To further the mission beyond the race, Pfetzer and Slindee also established a nonprofit organization, Guardian Initiatives, in February 2019. They plan to continue the work of helping first responders access mental health support and raise awareness around the groups’ increased risk of suicide. “That’s the start,” Pfetzer said. “Where we can make an impact before we even touch the ocean.”

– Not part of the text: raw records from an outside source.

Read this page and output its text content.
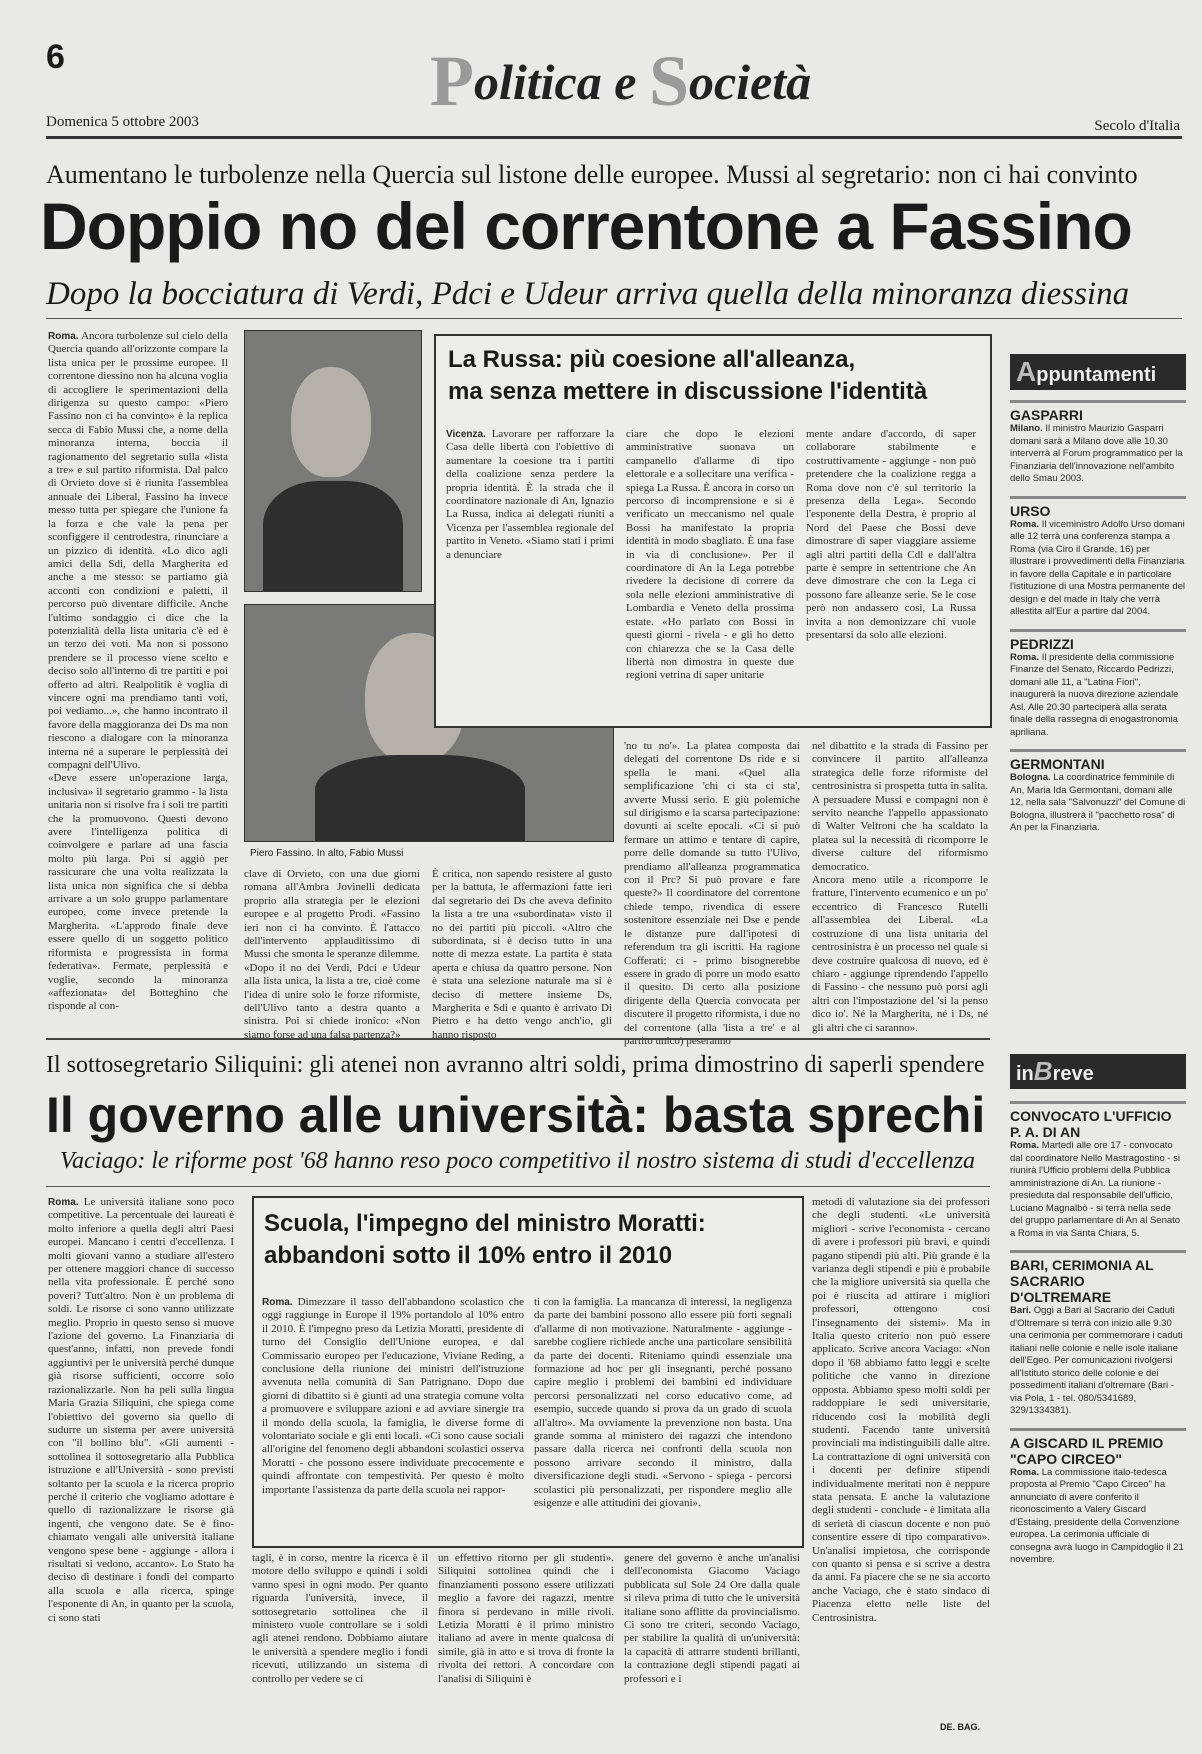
6	Politica e Società
Domenica 5 ottobre 2003	Secolo d'Italia
Aumentano le turbolenze nella Quercia sul listone delle europee. Mussi al segretario: non ci hai convinto
Doppio no del correntone a Fassino
Dopo la bocciatura di Verdi, Pdci e Udeur arriva quella della minoranza diessina
Roma. Ancora turbolenze sul cielo della Quercia quando all'orizzonte compare la lista unica per le prossime europee. Il correntone diessino non ha alcuna voglia di accogliere le sperimentazioni della dirigenza su questo campo: «Piero Fassino non ci ha convinto» è la replica secca di Fabio Mussi che, a nome della minoranza interna, boccia il ragionamento del segretario sulla «lista a tre» e sul partito riformista. Dal palco di Orvieto dove si è riunita l'assemblea annuale dei Liberal, Fassino ha invece messo tutta per spiegare che l'unione fa la forza e che vale la pena per sconfiggere il centrodestra, rinunciare a un pizzico di identità. «Lo dico agli amici della Sdi, della Margherita ed anche a me stesso: se partiamo già acconti con condizioni e paletti, il percorso può diventare difficile. Anche l'ultimo sondaggio ci dice che la potenzialità della lista unitaria c'è ed è un terzo dei voti. Ma non si possono prendere se il processo viene scelto e deciso solo all'interno di tre partiti e poi offerto ad altri. Realpolitik è voglia di vincere ogni ma prendiamo tanti voti, poi vediamo...», che hanno incontrato il favore della maggioranza dei Ds ma non riescono a dialogare con la minoranza interna né a superare le perplessità dei compagni dell'Ulivo.
«Deve essere un'operazione larga, inclusiva» il segretario grammo - la lista unitaria non si risolve fra i soli tre partiti che la promuovono. Questi devono avere l'intelligenza politica di coinvolgere e parlare ad una fascia molto più larga. Poi si aggiò per rassicurare che una volta realizzata la lista unica non significa che si debba arrivare a un solo gruppo parlamentare europeo, come invece pretende la Margherita. «L'approdo finale deve essere quello di un soggetto politico riformista e progressista in forma federativa». Fermate, perplessità e voglie, secondo la minoranza «affezionata» del Botteghino che risponde al con-
Piero Fassino. In alto, Fabio Mussi
clave di Orvieto, con una due giorni romana all'Ambra Jovinelli dedicata proprio alla strategia per le elezioni europee e al progetto Prodi. «Fassino ieri non ci ha convinto. È l'attacco dell'intervento applauditissimo di Mussi che smonta le speranze dilemme. «Dopo il no dei Verdi, Pdci e Udeur alla lista unica, la lista a tre, cioè come l'idea di unire solo le forze riformiste, dell'Ulivo tanto a destra quanto a sinistra. Poi si chiede ironico: «Non siamo forse ad una falsa partenza?»
È critica, non sapendo resistere al gusto per la battuta, le affermazioni fatte ieri dal segretario dei Ds che aveva definito la lista a tre una «subordinata» visto il no dei partiti più piccoli. «Altro che subordinata, si è deciso tutto in una notte di mezza estate. La partita è stata aperta e chiusa da quattro persone. Non è stata una selezione naturale ma si è deciso di mettere insieme Ds, Margherita e Sdi e quanto è arrivato Di Pietro e ha detto vengo anch'io, gli hanno risposto
'no tu no'». La platea composta dai delegati del correntone Ds ride e si spella le mani. «Quel alla semplificazione 'chi ci sta ci sta', avverte Mussi serio. E giù polemiche sul dirigismo e la scarsa partecipazione: dovunti ai scelte epocali. «Ci si può fermare un attimo e tentare di capire, porre delle domande su tutto l'Ulivo, prendiamo all'alleanza programmatica con il Prc? Si può provare e fare queste?» Il coordinatore del correntone chiede tempo, rivendica di essere sostenitore essenziale nei Dse e pende le distanze pure dall'ipotesi di referendum tra gli iscritti. Ha ragione Cofferati: ci - primo bisognerebbe essere in grado di porre un modo esatto il quesito. Di certo alla posizione dirigente della Quercia convocata per discutere il progetto riformista, i due no del correntone (alla 'lista a tre' e al partito unico) peseranno
nel dibattito e la strada di Fassino per convincere il partito all'alleanza strategica delle forze riformiste del centrosinistra si prospetta tutta in salita. A persuadere Mussi e compagni non è servito neanche l'appello appassionato di Walter Veltroni che ha scaldato la platea sul la necessità di ricomporre le diverse culture del riformismo democratico.
Ancora meno utile a ricomporre le fratture, l'intervento ecumenico e un po' eccentrico di Francesco Rutelli all'assemblea dei Liberal. «La costruzione di una lista unitaria del centrosinistra è un processo nel quale si deve costruire qualcosa di nuovo, ed è chiaro - aggiunge riprendendo l'appello di Fassino - che nessuno può porsi agli altri con l'impostazione del 'si la penso dico io'. Né la Margherita, né i Ds, né gli altri che ci saranno».
La Russa: più coesione all'alleanza,
ma senza mettere in discussione l'identità
Vicenza. Lavorare per rafforzare la Casa delle libertà con l'obiettivo di aumentare la coesione tra i partiti della coalizione senza perdere la propria identità. È la strada che il coordinatore nazionale di An, Ignazio La Russa, indica ai delegati riuniti a Vicenza per l'assemblea regionale del partito in Veneto. «Siamo stati i primi a denunciare
ciare che dopo le elezioni amministrative suonava un campanello d'allarme di tipo elettorale e a sollecitare una verifica - spiega La Russa. È ancora in corso un percorso di incomprensione e si è verificato un meccanismo nel quale Bossi ha manifestato la propria identità in modo sbagliato. È una fase in via di conclusione». Per il coordinatore di An la Lega potrebbe rivedere la decisione di correre da sola nelle elezioni amministrative di Lombardia e Veneto della prossima estate. «Ho parlato con Bossi in questi giorni - rivela - e gli ho detto con chiarezza che se la Casa delle libertà non dimostra in queste due regioni vetrina di saper unitarie
mente andare d'accordo, di saper collaborare stabilmente e costruttivamente - aggiunge - non può pretendere che la coalizione regga a Roma dove non c'è sul territorio la presenza della Lega». Secondo l'esponente della Destra, è proprio al Nord del Paese che Bossi deve dimostrare di saper viaggiare assieme agli altri partiti della Cdl e dall'altra parte è sempre in settentrione che An deve dimostrare che con la Lega ci possono fare alleanze serie. Se le cose però non andassero così, La Russa invita a non demonizzare chi vuole presentarsi da solo alle elezioni.
Appuntamenti
GASPARRI
Milano. Il ministro Maurizio Gasparri domani sarà a Milano dove alle 10.30 interverrà al Forum programmatico per la Finanziaria dell'innovazione nell'ambito dello Smau 2003.
URSO
Roma. Il viceministro Adolfo Urso domani alle 12 terrà una conferenza stampa a Roma (via Ciro il Grande, 16) per illustrare i provvedimenti della Finanziaria in favore della Capitale e in particolare l'istituzione di una Mostra permanente del design e del made in Italy che verrà allestita all'Eur a partire dal 2004.
PEDRIZZI
Roma. Il presidente della commissione Finanze del Senato, Riccardo Pedrizzi, domani alle 11, a "Latina Fiori", inaugurerà la nuova direzione aziendale Asl. Alle 20.30 parteciperà alla serata finale della rassegna di enogastronomia apriliana.
GERMONTANI
Bologna. La coordinatrice femminile di An, Maria Ida Germontani, domani alle 12, nella sala "Salvonuzzi" del Comune di Bologna, illustrerà il "pacchetto rosa" di An per la Finanziaria.
Il sottosegretario Siliquini: gli atenei non avranno altri soldi, prima dimostrino di saperli spendere
Il governo alle università: basta sprechi
Vaciago: le riforme post '68 hanno reso poco competitivo il nostro sistema di studi d'eccellenza
Roma. Le università italiane sono poco competitive. La percentuale dei laureati è molto inferiore a quella degli altri Paesi europei. Mancano i centri d'eccellenza. I molti giovani vanno a studiare all'estero per ottenere maggiori chance di successo nella vita professionale. È perché sono poveri? Tutt'altro. Non è un problema di soldi. Le risorse ci sono vanno utilizzate meglio. Proprio in questo senso si muove l'azione del governo. La Finanziaria di quest'anno, infatti, non prevede fondi aggiuntivi per le università perché dunque già risorse sufficienti, occorre solo razionalizzarle. Non ha peli sulla lingua Maria Grazia Siliquini, che spiega come l'obiettivo del governo sia quello di sudurre un sistema per avere università con "il bollino blu". «Gli aumenti - sottolinea il sottosegretario alla Pubblica istruzione e all'Università - sono previsti soltanto per la scuola e la ricerca proprio perché il criterio che vogliamo adottare è quello di razionalizzare le risorse già ingenti, che vengono date. Se è fino-chiamato vengali alle università italiane vengono spese bene - aggiunge - allora i risultati si vedono, accanto». Lo Stato ha deciso di destinare i fondi del comparto alla scuola e alla ricerca, spinge l'esponente di An, in quanto per la scuola, ci sono stati
Scuola, l'impegno del ministro Moratti:
abbandoni sotto il 10% entro il 2010
Roma. Dimezzare il tasso dell'abbandono scolastico che oggi raggiunge in Europe il 19% portandolo al 10% entro il 2010. È l'impegno preso da Letizia Moratti, presidente di turno del Consiglio dell'Unione europea, e dal Commissario europeo per l'educazione, Viviane Reding, a conclusione della riunione dei ministri dell'istruzione avvenuta nella comunità di San Patrignano. Dopo due giorni di dibattito si è giunti ad una strategia comune volta a promuovere e sviluppare azioni e ad avviare sinergie tra il mondo della scuola, la famiglia, le diverse forme di volontariato sociale e gli enti locali. «Ci sono cause sociali all'origine del fenomeno degli abbandoni scolastici osserva Moratti - che possono essere individuate precocemente e quindi affrontate con tempestività. Per questo è molto importante l'assistenza da parte della scuola nei rappor-
ti con la famiglia. La mancanza di interessi, la negligenza da parte dei bambini possono allo essere più forti segnali d'allarme di non motivazione. Naturalmente - aggiunge - sarebbe cogliere richiede anche una particolare sensibilità da parte dei docenti. Riteniamo quindi essenziale una formazione ad hoc per gli insegnanti, perché possano capire meglio i problemi dei bambini ed individuare percorsi personalizzati nel corso educativo come, ad esempio, succede quando si prova da un grado di scuola all'altro». Ma ovviamente la prevenzione non basta. Una grande somma al ministero dei ragazzi che intendono passare dalla ricerca nei confronti della scuola non possono arrivare secondo il ministro, dalla diversificazione degli studi. «Servono - spiega - percorsi scolastici più personalizzati, per rispondere meglio alle esigenze e alle attitudini dei giovani».
tagli, è in corso, mentre la ricerca è il motore dello sviluppo e quindi i soldi vanno spesi in ogni modo. Per quanto riguarda l'università, invece, il sottosegretario sottolinea che il ministero vuole controllare se i soldi agli atenei rendono. Dobbiamo aiutare le università a spendere meglio i fondi ricevuti, utilizzando un sistema di controllo per vedere se ci
un effettivo ritorno per gli studenti». Siliquini sottolinea quindi che i finanziamenti possono essere utilizzati meglio a favore dei ragazzi, mentre finora si perdevano in mille rivoli. Letizia Moratti è il primo ministro italiano ad avere in mente qualcosa di simile, già in atto e si trova di fronte la rivolta dei rettori. A concordare con l'analisi di Siliquini è
genere del governo è anche un'analisi dell'economista Giacomo Vaciago pubblicata sul Sole 24 Ore dalla quale si rileva prima di tutto che le università italiane sono afflitte da provincialismo. Ci sono tre criteri, secondo Vaciago, per stabilire la qualità di un'università: la capacità di attrarre studenti brillanti, la contrazione degli stipendi pagati ai professori e i
metodi di valutazione sia dei professori che degli studenti. «Le università migliori - scrive l'economista - cercano di avere i professori più bravi, e quindi pagano stipendi più alti. Più grande è la varianza degli stipendi e più è probabile che la migliore università sia quella che poi è riuscita ad attirare i migliori professori, ottengono così l'insegnamento dei sistemi». Ma in Italia questo criterio non può essere applicato. Scrive ancora Vaciago: «Non dopo il '68 abbiamo fatto leggi e scelte politiche che vanno in direzione opposta. Abbiamo speso molti soldi per raddoppiare le sedi universitarie, riducendo così la mobilità degli studenti. Facendo tante università provinciali ma indistinguibili dalle altre. La contrattazione di ogni università con i docenti per definire stipendi individualmente meritati non è neppure stata pensata. E anche la valutazione degli studenti - conclude - è limitata alla di serietà di ciascun docente e non può consentire essere di tipo comparativo». Un'analisi impietosa, che corrisponde con quanto si pensa e si scrive a destra da anni. Fa piacere che se ne sia accorto anche Vaciago, che è stato sindaco di Piacenza eletto nelle liste del Centrosinistra.
DE. BAG.
inBreve
CONVOCATO L'UFFICIO P. A. DI AN
Roma. Martedì alle ore 17 - convocato dal coordinatore Nello Mastragostino - si riunirà l'Ufficio problemi della Pubblica amministrazione di An. La riunione - presieduta dal responsabile dell'ufficio, Luciano Magnalbò - si terrà nella sede del gruppo parlamentare di An al Senato a Roma in via Santa Chiara, 5.
BARI, CERIMONIA AL SACRARIO D'OLTREMARE
Bari. Oggi a Bari al Sacrario dei Caduti d'Oltremare si terrà con inizio alle 9.30 una cerimonia per commemorare i caduti italiani nelle colonie e nelle isole italiane dell'Egeo. Per comunicazioni rivolgersi all'Istituto storico delle colonie e dei possedimenti italiani d'oltremare (Bari - via Pola, 1 - tel. 080/5341689, 329/1334381).
A GISCARD IL PREMIO "CAPO CIRCEO"
Roma. La commissione italo-tedesca proposta al Premio "Capo Circeo" ha annunciato di avere conferito il riconoscimento a Valery Giscard d'Estaing, presidente della Convenzione europea. La cerimonia ufficiale di consegna avrà luogo in Campidoglio il 21 novembre.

Right now, they’re focusing on raising money for the $60,000 boat the team needs to purchase before the race. But the funds for the mental health trainings and events the duo hope to bring to the Four Corners will also come from its fundraising initiative. The team is accepting donations on its website.
Through Guardian Initiatives, the pair have started to organize mental health support and trainings for the first responders in Farmington and San Juan County. They have at least two trainings scheduled for the next six months, one for first responders and their spouses and a second to train local clinicians on how to best treat first responders.
Pfetzer and Slindee hope to carry their goal outside of their own department and community of first responders.
“We are doing it for the whole Four Corners area,” Pfetzer said. “Our efforts are to reach beyond Farmington.”